DARPA’s COMPASS – Collection and Monitoring via Planning for Active Situational Scenarios –  tool suite has undergone testing by the U.S. Indo-Pacific Command headquarters in Hawaii. The tool suite is designed to help military analysts and planners determine if observed events are unconnected occurrences, or if they’re part of an adversary’s competition campaign to achieve strategic objectives in a geographic region.

Competition refers to actions – both non-violent and violent – that are designed to achieve geo-political goals without provoking armed conflict. The ultimate aim of the COMPASS program is to provide theater-level operations and planning staff with robust analytics and decision-support tools that reduce the inexactness of assessing the actions of adversaries and their objectives.
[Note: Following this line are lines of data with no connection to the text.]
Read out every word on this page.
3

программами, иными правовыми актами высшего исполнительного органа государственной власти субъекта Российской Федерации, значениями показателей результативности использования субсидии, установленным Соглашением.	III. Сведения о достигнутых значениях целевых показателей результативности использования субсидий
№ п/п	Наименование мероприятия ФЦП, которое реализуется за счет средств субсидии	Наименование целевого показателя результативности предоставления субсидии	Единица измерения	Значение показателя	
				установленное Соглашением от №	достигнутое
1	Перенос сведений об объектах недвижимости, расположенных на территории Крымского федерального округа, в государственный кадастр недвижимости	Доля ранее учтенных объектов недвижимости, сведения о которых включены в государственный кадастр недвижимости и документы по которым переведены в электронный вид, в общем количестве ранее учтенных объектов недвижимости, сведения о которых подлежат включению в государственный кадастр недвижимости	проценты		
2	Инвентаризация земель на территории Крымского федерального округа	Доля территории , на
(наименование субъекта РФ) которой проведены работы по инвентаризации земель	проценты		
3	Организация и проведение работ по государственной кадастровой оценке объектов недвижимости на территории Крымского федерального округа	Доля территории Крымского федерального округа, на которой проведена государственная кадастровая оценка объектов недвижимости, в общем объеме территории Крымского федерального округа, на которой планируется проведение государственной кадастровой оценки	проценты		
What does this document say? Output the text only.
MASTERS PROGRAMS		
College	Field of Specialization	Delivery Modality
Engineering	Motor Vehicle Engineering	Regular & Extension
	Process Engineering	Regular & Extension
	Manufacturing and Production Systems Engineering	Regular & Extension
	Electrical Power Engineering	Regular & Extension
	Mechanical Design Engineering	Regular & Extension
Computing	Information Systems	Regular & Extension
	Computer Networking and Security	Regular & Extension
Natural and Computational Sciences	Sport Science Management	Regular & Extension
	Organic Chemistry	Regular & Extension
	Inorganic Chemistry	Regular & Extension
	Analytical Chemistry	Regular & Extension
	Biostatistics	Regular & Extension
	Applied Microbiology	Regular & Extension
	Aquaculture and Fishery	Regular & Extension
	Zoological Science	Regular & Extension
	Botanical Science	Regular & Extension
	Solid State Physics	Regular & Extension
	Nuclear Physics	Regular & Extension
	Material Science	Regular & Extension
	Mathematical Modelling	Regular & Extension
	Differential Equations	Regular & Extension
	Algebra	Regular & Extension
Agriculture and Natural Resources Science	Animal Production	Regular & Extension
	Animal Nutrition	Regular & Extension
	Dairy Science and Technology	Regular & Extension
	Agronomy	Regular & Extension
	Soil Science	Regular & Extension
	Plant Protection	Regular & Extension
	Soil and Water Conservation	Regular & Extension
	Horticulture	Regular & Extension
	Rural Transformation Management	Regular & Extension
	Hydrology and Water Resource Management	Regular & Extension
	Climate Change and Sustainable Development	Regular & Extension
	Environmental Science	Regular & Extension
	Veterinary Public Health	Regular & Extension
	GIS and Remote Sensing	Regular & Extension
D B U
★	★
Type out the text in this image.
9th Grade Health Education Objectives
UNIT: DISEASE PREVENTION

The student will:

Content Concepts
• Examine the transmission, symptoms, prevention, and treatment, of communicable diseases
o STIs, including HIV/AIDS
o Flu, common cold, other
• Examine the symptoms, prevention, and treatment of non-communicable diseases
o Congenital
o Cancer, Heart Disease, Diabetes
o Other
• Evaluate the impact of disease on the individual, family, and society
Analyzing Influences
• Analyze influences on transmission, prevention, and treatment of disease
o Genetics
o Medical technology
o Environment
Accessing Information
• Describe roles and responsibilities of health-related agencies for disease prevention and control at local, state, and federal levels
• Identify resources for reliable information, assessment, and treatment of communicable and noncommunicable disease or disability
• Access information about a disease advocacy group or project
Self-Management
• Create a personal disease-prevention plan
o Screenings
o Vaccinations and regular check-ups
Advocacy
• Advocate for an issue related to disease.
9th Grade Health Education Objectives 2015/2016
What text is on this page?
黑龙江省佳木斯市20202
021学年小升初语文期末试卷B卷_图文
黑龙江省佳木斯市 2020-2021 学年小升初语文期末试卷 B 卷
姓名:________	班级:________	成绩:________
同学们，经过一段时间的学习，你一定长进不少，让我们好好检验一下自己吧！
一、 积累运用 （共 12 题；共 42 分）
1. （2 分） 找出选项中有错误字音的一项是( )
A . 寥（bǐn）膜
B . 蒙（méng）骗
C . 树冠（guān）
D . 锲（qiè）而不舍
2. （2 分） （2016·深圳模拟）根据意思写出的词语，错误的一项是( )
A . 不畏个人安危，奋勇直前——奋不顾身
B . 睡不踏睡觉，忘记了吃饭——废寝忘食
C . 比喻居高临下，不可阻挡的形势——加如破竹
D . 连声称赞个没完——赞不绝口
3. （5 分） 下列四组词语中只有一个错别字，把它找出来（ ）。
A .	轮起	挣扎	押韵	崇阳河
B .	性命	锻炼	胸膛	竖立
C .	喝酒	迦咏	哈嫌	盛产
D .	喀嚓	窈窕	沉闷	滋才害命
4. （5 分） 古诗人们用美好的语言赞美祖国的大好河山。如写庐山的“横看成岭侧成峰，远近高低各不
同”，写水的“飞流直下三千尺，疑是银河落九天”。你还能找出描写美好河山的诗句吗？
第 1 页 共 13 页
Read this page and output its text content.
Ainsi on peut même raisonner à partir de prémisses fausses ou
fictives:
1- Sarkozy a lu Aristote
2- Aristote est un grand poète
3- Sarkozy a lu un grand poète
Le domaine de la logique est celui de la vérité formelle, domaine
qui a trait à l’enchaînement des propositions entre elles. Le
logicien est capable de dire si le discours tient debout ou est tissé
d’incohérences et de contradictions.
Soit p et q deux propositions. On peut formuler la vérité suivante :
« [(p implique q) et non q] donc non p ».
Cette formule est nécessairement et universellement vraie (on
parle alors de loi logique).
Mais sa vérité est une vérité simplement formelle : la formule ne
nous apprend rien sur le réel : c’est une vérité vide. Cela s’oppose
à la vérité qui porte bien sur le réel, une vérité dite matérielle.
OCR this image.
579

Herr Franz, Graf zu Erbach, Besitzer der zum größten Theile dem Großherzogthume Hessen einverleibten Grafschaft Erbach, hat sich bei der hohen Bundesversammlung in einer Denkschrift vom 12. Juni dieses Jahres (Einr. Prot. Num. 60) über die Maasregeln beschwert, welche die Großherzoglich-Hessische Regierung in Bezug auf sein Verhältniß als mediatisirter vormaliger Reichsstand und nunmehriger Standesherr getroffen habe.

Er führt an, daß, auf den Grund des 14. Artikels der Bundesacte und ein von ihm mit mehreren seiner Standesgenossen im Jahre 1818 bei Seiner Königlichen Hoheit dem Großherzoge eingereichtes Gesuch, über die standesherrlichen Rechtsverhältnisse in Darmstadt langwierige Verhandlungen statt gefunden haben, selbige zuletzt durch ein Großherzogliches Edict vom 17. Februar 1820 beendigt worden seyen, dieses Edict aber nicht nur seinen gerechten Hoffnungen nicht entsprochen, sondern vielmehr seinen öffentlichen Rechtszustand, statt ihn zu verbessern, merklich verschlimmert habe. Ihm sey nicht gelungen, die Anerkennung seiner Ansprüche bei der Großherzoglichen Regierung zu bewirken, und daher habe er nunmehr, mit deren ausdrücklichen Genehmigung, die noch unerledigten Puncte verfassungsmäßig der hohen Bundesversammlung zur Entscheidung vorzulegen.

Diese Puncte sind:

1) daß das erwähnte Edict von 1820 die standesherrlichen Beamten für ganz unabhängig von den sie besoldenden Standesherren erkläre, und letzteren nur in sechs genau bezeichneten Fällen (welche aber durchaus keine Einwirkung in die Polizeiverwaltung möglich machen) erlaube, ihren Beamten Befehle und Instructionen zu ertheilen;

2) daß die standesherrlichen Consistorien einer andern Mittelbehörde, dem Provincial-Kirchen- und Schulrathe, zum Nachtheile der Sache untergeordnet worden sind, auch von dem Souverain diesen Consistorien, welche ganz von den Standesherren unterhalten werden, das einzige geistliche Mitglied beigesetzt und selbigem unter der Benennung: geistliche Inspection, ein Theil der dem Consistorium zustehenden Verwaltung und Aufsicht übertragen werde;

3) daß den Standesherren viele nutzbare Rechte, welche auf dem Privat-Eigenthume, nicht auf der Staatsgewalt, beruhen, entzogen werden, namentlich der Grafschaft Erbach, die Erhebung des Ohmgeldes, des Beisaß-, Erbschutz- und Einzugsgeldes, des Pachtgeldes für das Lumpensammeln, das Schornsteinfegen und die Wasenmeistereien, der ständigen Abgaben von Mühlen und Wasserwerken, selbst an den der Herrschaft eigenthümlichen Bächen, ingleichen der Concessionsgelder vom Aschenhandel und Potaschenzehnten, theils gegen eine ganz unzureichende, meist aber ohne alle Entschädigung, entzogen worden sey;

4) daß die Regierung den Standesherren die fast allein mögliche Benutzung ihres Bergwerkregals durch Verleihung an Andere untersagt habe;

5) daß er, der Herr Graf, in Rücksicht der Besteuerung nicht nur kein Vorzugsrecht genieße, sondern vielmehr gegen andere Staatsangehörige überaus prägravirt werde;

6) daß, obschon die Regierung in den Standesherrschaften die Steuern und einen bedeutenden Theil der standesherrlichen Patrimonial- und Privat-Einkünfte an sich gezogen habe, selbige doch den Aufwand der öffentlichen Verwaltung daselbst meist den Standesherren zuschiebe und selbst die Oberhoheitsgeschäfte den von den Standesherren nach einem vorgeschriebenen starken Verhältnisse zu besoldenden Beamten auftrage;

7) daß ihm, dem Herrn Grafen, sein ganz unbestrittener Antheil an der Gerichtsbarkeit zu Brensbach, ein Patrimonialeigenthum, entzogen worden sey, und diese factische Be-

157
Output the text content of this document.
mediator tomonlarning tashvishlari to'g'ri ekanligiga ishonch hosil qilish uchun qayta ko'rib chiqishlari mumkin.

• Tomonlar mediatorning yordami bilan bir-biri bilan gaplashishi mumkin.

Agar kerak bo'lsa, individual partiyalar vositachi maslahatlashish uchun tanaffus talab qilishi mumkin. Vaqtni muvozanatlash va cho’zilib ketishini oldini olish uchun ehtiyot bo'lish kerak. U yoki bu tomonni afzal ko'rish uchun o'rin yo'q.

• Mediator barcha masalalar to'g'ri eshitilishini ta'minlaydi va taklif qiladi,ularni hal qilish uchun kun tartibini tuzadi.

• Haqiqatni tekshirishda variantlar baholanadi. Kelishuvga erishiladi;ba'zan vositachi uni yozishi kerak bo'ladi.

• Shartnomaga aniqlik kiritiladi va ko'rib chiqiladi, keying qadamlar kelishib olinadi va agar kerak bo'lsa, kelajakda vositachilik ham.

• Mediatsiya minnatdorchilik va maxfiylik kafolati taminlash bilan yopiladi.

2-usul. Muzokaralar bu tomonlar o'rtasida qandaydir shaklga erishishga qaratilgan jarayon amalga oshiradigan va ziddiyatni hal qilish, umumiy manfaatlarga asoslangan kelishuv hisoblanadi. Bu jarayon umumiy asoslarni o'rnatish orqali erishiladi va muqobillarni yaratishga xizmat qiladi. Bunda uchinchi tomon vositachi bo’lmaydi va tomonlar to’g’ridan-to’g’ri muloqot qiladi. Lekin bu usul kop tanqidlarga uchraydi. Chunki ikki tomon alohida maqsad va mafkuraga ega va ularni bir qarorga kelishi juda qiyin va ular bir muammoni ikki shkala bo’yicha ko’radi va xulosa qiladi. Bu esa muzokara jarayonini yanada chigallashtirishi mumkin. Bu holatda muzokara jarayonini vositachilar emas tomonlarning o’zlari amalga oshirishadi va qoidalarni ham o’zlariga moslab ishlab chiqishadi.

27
“We kicked the program off less than a year ago and pushed very hard to have something tangible for military users to evaluate,” said Fotis Barlos, program manager in DARPA’s Strategic Technology Office. “Indo-Pacific Command provided great support for this experiment, and their feedback and insights remain invaluable as we continue to develop the AI technologies and the user interface.”

Existing digital aids primarily provide historical trends, but COMPASS is capable of analyzing current actions.

“COMPASS tries to put all the incoming data into what we call ‘lines of effort’ and then automatically generates multiple hypotheses,” Barlos said. “The AI, in essence, tells operators, ‘Based on what I’m seeing, I believe these activities are part of sequence, an adversarial competition campaign’ and provides that information in a graphical form for the human to evaluate. Regardless of the sophistication of the underlying algorithms, there will always be some uncertainty about the hypotheses an AI system can produce. This is an area that COMPASS addresses directly.”

Following the experiment, Air Force Col. Joseph Musacchia Jr., division chief of the U.S. Indo-Pacific Command Directorate in charge of critical infrastructure protection, anti-terrorism, and mission assurance said, “COMPASS has (the) potential to be an extremely useful tool in the world of mission assurance, and demonstrates that we can discover patterns of activity at the ‘speed of need’ and then act upon them.”